New maximum lielihood methods for estimating empirical models of amino acid substitution
- Simon Whelan (Cambridge)
- Nick Goldman
Empirical models of amino acid substitution involve the estimation of a matrix describing the relative rates of instantaneous change between the different amino acids from a limited set of data under the assumption that the recovered model is applicable to all future sets of observed data. Such models are useful for a variety of purposes, for example phylogenetic inference, detection of homologous sequences from protein databases and protein structure prediction. Current maximum likelihood approaches based on a complete evolutionary model of the observed data provide a relatively accurate estimate of the empirical model but are limited by the amount of sequence data that may be analysed and consequently by the generality of the resulting model.
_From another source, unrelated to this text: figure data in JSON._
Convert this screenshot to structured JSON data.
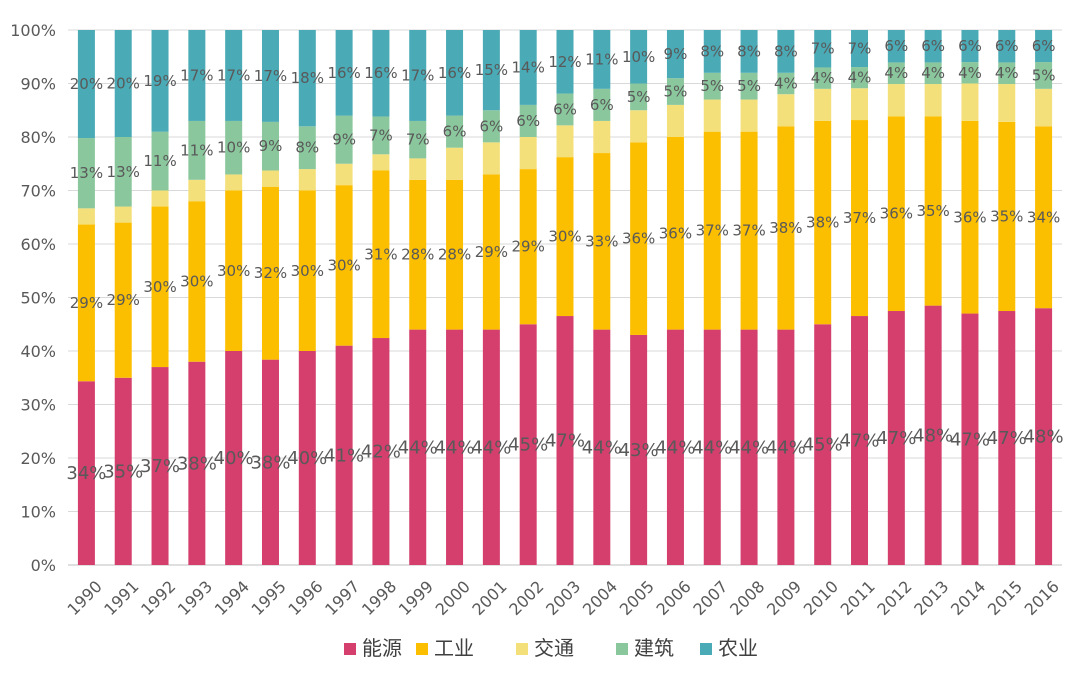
{
  "chart_data": {
    "type": "bar",
    "stacked": true,
    "percent_stacked": true,
    "categories": [
      "1990",
      "1991",
      "1992",
      "1993",
      "1994",
      "1995",
      "1996",
      "1997",
      "1998",
      "1999",
      "2000",
      "2001",
      "2002",
      "2003",
      "2004",
      "2005",
      "2006",
      "2007",
      "2008",
      "2009",
      "2010",
      "2011",
      "2012",
      "2013",
      "2014",
      "2015",
      "2016"
    ],
    "series": [
      {
        "name": "能源",
        "color": "#d43f6e",
        "values": [
          34,
          35,
          37,
          38,
          40,
          38,
          40,
          41,
          42,
          44,
          44,
          44,
          45,
          47,
          44,
          43,
          44,
          44,
          44,
          44,
          45,
          47,
          47,
          48,
          47,
          47,
          48
        ],
        "labels": [
          "34%",
          "35%",
          "37%",
          "38%",
          "40%",
          "38%",
          "40%",
          "41%",
          "42%",
          "44%",
          "44%",
          "44%",
          "45%",
          "47%",
          "44%",
          "43%",
          "44%",
          "44%",
          "44%",
          "44%",
          "45%",
          "47%",
          "47%",
          "48%",
          "47%",
          "47%",
          "48%"
        ]
      },
      {
        "name": "工业",
        "color": "#fcbf00",
        "values": [
          29,
          29,
          30,
          30,
          30,
          32,
          30,
          30,
          31,
          28,
          28,
          29,
          29,
          30,
          33,
          36,
          36,
          37,
          37,
          38,
          38,
          37,
          36,
          35,
          36,
          35,
          34
        ],
        "labels": [
          "29%",
          "29%",
          "30%",
          "30%",
          "30%",
          "32%",
          "30%",
          "30%",
          "31%",
          "28%",
          "28%",
          "29%",
          "29%",
          "30%",
          "33%",
          "36%",
          "36%",
          "37%",
          "37%",
          "38%",
          "38%",
          "37%",
          "36%",
          "35%",
          "36%",
          "35%",
          "34%"
        ]
      },
      {
        "name": "交通",
        "color": "#f4e07a",
        "values": [
          3,
          3,
          3,
          4,
          3,
          3,
          4,
          4,
          3,
          4,
          6,
          6,
          6,
          6,
          6,
          6,
          6,
          6,
          6,
          6,
          6,
          6,
          6,
          6,
          7,
          7,
          7
        ],
        "labels": [
          "",
          "",
          "",
          "",
          "",
          "",
          "",
          "",
          "",
          "",
          "",
          "",
          "",
          "",
          "",
          "",
          "",
          "",
          "",
          "",
          "",
          "",
          "",
          "",
          "",
          "",
          ""
        ]
      },
      {
        "name": "建筑",
        "color": "#8bc79d",
        "values": [
          13,
          13,
          11,
          11,
          10,
          9,
          8,
          9,
          7,
          7,
          6,
          6,
          6,
          6,
          6,
          5,
          5,
          5,
          5,
          4,
          4,
          4,
          4,
          4,
          4,
          4,
          5
        ],
        "labels": [
          "13%",
          "13%",
          "11%",
          "11%",
          "10%",
          "9%",
          "8%",
          "9%",
          "7%",
          "7%",
          "6%",
          "6%",
          "6%",
          "6%",
          "6%",
          "5%",
          "5%",
          "5%",
          "5%",
          "4%",
          "4%",
          "4%",
          "4%",
          "4%",
          "4%",
          "4%",
          "5%"
        ]
      },
      {
        "name": "农业",
        "color": "#4aaab6",
        "values": [
          20,
          20,
          19,
          17,
          17,
          17,
          18,
          16,
          16,
          17,
          16,
          15,
          14,
          12,
          11,
          10,
          9,
          8,
          8,
          8,
          7,
          7,
          6,
          6,
          6,
          6,
          6
        ],
        "labels": [
          "20%",
          "20%",
          "19%",
          "17%",
          "17%",
          "17%",
          "18%",
          "16%",
          "16%",
          "17%",
          "16%",
          "15%",
          "14%",
          "12%",
          "11%",
          "10%",
          "9%",
          "8%",
          "8%",
          "8%",
          "7%",
          "7%",
          "6%",
          "6%",
          "6%",
          "6%",
          "6%"
        ]
      }
    ],
    "yticks": [
      "0%",
      "10%",
      "20%",
      "30%",
      "40%",
      "50%",
      "60%",
      "70%",
      "80%",
      "90%",
      "100%"
    ],
    "ylim": [
      0,
      100
    ],
    "grid": true,
    "legend_position": "bottom",
    "title": "",
    "xlabel": "",
    "ylabel": ""
  }
}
Procedures based on naive counts of the number of amino acid replacements between large numbers of pairs of related sequences suffer from errors inherent in the counting process and discard a large amount of information present in the sequences. We have recently introduced an approximation to the maximum likelihood method that can estimate an accurate model from large amounts of sequence data. This model has been been compared to other widely used models of amino acid substitution for phylogenetic inference and has been found to provide a better description of the evolutionary process in the majority of cases. We have also recently assessed the impact of modelling rate variation when estimating amino acid substitution models.